Noteworthy Soul (500 gp): The souls of mid-level characters, rulers, famous or influential people, and other powerful, accomplished, and otherwise important people draw greater attention than basic souls, and drive bidding higher accordingly.

Grand Soul (1000-5000 gp): High-level characters, great heroes, dragons, powerful aberrations, and other such spirits of fabulous power and forceful personalities offer equally significant rewards to those who manage to contain their essences.

Unique Soul (priceless): For the truly unique souls - those of legendary figures, epic heroes, and other massive presences - there can be no going price. The unique sparks that live within these creatures are valuable beyond compare, and the frantic bidding (and backstabbing) that arises when one of these trapped spirits comes up for sale is the sort of thing fiends and undead wait thousands of years for, paying nigh-unimaginable prices for the right to consume or display such an artifact.

Using Souls

In addition to consuming them for the sheer joy of destruction, daemons use souls to empower themselves, conduct strange experiments, construct their hideous domains, and more - and mortal spellcasters have followed their lead. of these varied uses, the most common is the creation or recharging of magic items, using the life force contained in soul gems and other such vessels—or drawn out of the victim directly at the moment of casting—to empower the magic being worked. In these cases, souls should be assigned values based on the categories presented here and then treated as material components, reducing the gold expenditure necessary to cast the spell according to the souls' value. (Thus a spell that requires 400 gp to cast might instead cost 300 gp and a basic-level soul.) Souls used in this manner are consumed and destroyed utterly.

Souls are especially useful in the creation of intelligent items. In these cases, usually only one soul crystallizes as the intelligence embedded into the item, though other souls may be cannibalized in the item's creation. Item alignment, item ability scores, and languages spoken by the item mirror those of the soul used to provide the item's intelligence. Scholars have long debated whether the intelligence in such an item is the soul used, or if the soul is destroyed and the intelligence is only patterned on it - the implication being that recovered intelligent objects (especially of daemonic origin) might be destroyed in order to liberate the souls used in their construction. As instances of both have been reported over the centuries, the question remains open, though few adventurers are willing to destroy their prized weapons based on conjecture.

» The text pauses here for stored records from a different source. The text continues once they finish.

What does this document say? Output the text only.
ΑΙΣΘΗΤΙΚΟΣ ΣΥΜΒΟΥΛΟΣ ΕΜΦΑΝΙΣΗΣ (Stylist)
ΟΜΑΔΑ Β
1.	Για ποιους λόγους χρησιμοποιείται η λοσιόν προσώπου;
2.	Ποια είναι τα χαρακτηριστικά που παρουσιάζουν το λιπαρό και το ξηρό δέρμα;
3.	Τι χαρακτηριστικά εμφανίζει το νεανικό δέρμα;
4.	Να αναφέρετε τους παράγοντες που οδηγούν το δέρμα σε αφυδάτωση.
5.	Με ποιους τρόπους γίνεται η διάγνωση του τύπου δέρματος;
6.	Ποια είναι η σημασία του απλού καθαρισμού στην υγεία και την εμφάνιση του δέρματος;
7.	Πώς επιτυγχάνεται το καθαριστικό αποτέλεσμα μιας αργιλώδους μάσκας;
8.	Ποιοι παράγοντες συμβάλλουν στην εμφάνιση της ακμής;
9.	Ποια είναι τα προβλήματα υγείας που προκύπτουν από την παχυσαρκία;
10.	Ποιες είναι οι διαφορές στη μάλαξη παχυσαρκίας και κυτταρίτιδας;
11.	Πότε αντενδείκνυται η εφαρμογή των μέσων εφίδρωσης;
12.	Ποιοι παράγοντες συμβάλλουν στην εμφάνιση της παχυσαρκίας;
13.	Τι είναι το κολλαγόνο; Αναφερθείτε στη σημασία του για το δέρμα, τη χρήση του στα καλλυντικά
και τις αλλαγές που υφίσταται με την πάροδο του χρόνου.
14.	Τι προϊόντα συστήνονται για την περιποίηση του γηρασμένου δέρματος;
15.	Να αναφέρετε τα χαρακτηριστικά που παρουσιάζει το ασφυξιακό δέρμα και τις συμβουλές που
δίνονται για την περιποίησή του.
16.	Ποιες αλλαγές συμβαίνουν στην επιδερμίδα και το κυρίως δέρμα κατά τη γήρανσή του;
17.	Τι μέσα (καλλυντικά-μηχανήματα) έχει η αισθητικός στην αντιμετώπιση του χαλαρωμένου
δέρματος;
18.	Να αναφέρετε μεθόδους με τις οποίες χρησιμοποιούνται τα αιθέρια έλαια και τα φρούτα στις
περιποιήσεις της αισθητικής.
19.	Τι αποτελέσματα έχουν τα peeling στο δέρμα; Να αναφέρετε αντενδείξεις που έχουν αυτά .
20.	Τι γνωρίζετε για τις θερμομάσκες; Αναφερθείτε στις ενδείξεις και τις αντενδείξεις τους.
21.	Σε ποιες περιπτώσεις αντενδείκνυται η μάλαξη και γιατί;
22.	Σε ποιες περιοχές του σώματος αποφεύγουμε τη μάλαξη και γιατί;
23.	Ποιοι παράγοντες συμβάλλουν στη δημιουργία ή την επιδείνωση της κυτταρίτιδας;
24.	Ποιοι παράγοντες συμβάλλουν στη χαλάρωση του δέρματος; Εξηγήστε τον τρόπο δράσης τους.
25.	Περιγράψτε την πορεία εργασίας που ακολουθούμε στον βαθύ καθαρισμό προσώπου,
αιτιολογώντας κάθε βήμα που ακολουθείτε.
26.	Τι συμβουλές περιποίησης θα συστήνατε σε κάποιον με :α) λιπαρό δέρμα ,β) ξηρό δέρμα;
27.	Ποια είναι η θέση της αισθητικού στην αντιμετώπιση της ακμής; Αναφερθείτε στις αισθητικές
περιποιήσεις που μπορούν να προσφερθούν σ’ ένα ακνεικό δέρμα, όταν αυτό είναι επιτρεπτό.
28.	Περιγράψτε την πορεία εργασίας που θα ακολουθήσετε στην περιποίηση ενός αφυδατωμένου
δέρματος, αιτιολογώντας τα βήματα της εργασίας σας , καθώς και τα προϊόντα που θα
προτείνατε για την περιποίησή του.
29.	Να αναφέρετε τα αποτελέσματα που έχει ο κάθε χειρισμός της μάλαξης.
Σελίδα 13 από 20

Beyond the means described above, daemons have myriad additional means of trapping, keeping, and subsequently using souls for constructing permanent objects and effects, such as a liquid form of soul-stuff mixing multiple souls, a crystalline dust formed from soul gems, and even ink created from souls and used to write down the names of the doomed, imprisoning them in elaborate poems penned on the daemons' own flesh. Something intrinsic in daemonic nature allows for this flexibility, as some of the same methods they routinely use fail spectacularly when attempted by non-daemons, including such creatures as night hags, devourers, liches, and followers of some fiendish lords, who themselves possess a vested interest in exploiting some or all of these methods.